16. Mix up your walks.
A study in Biology Letters found that adding short, fast bursts to your walks will burn up to 20 per cent more calories - even over speed walking. That means an hour-long walk could easily burn an extra 90 to 120 calories. Exposing yourself to cold air also burns extra calories by making the body more sensitive to the hunger hormone leptin. Study participants who spent three hours of the day exposed to cold burned 250 extra calories.

17. Don't touch the chips and salsa.
Those deep-fried salty chips you get at your favorite Mexican restaurant offer little nutritional benefit, and a basket of them packs a 645-calorie punch. The balance of salt and satisfying crunch also makes it nearly impossible to stop noshing. Just say no. 

18. Eat mushrooms instead of meat.
In a Johns Hopkins study, people who substituted mushrooms for red meat ate 444 fewer calories, enjoyed their meal just as much, and felt just as full. The only thing missing? The calories.

19. Put away your phone during lunch.
People who looked at their phone during lunch, whether to peruse social media or to lose themselves in Candy Crush, tended not to remember their meal well, feel less full, and snack more in the afternoon - and they ate about 200 more calories a day, finds a study in the American Journal of Clinical Nutrition.
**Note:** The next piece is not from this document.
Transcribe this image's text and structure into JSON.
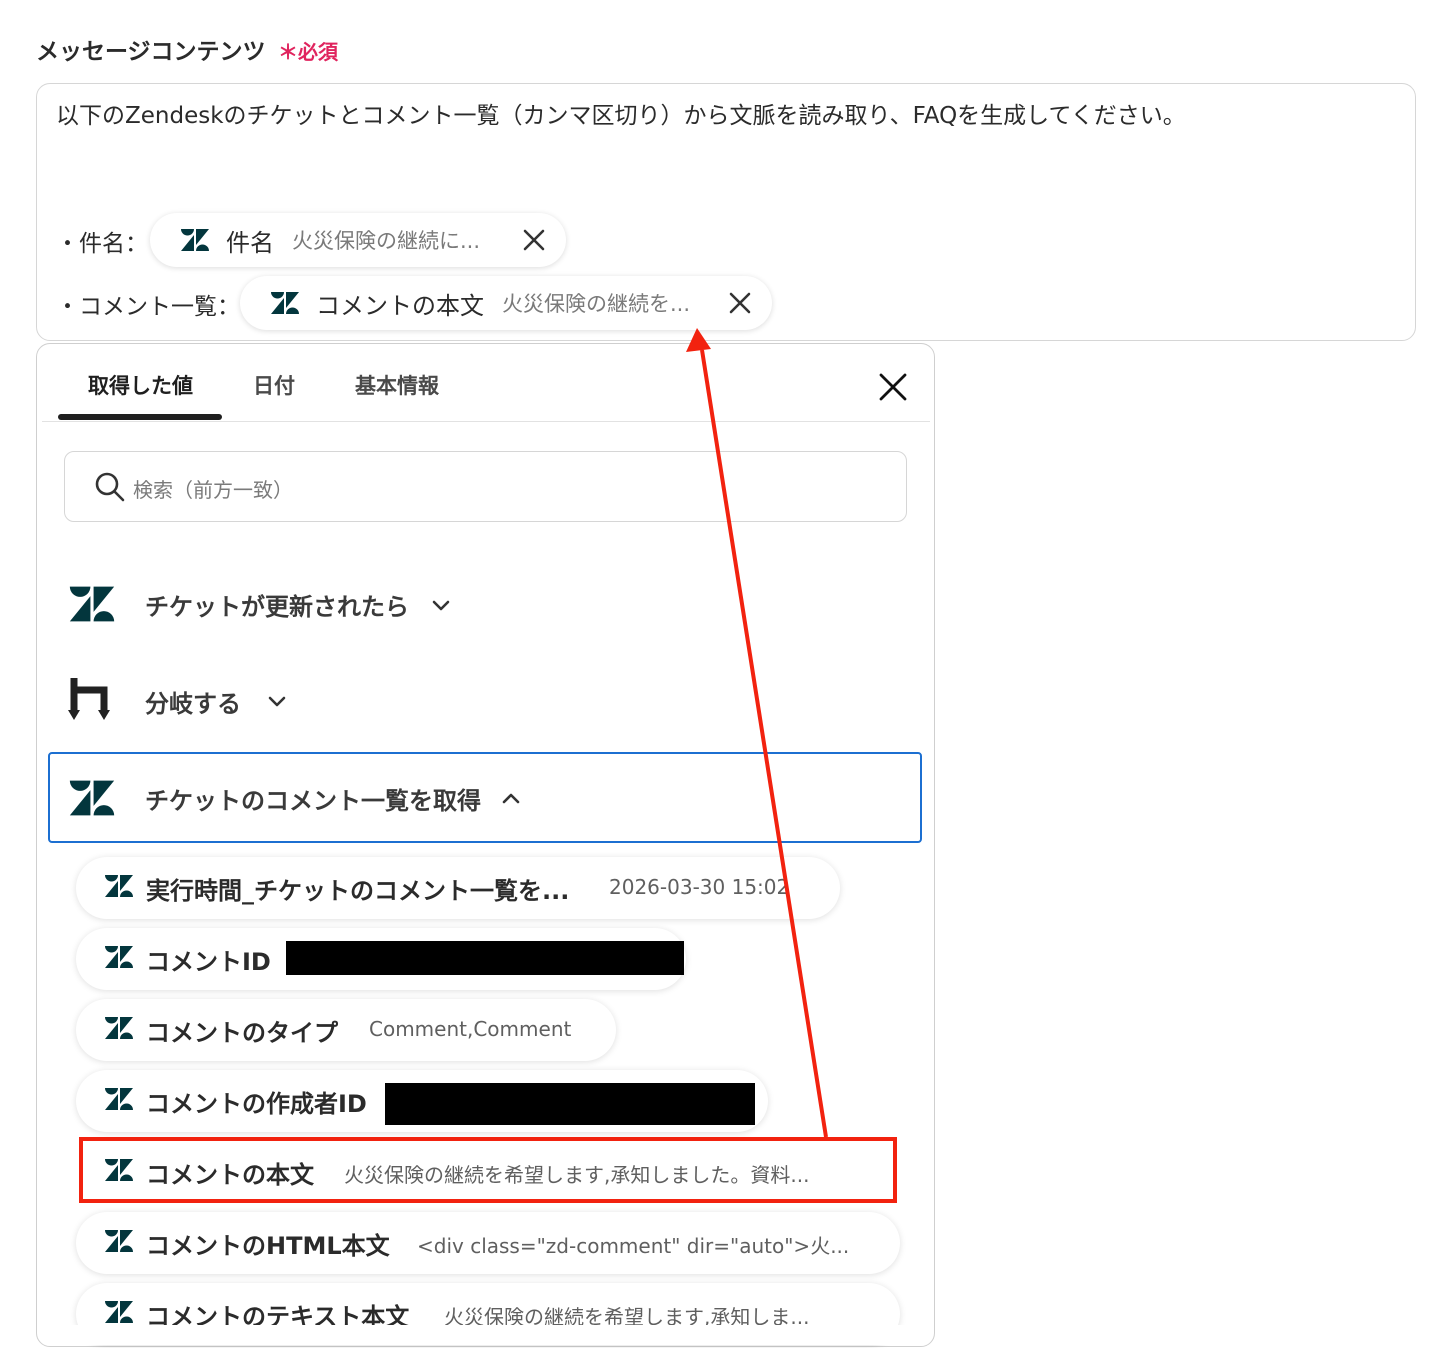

Taking some time to clear your mind during the day will also save calories: Stress ramps up your fat-storing hormones and often leads to bad food choices. In a study of women over 50, those who felt stressed during the previous 24 hours took in 104 more calories than relaxed women did. 

20. Chew gum and drink even more water.
When volunteers in a University of Rhode Island study chewed sugar-free gum for an hour in the morning, they ate 67 fewer calories at lunch. Do the same thing in the afternoon and you'll be more than doubling your savings at dinner. Plus, people who drank an additional one to three glasses of water a day cut their food intake by 205 calories, according to a new study in the Journal of Human Nutrition and Dietetics.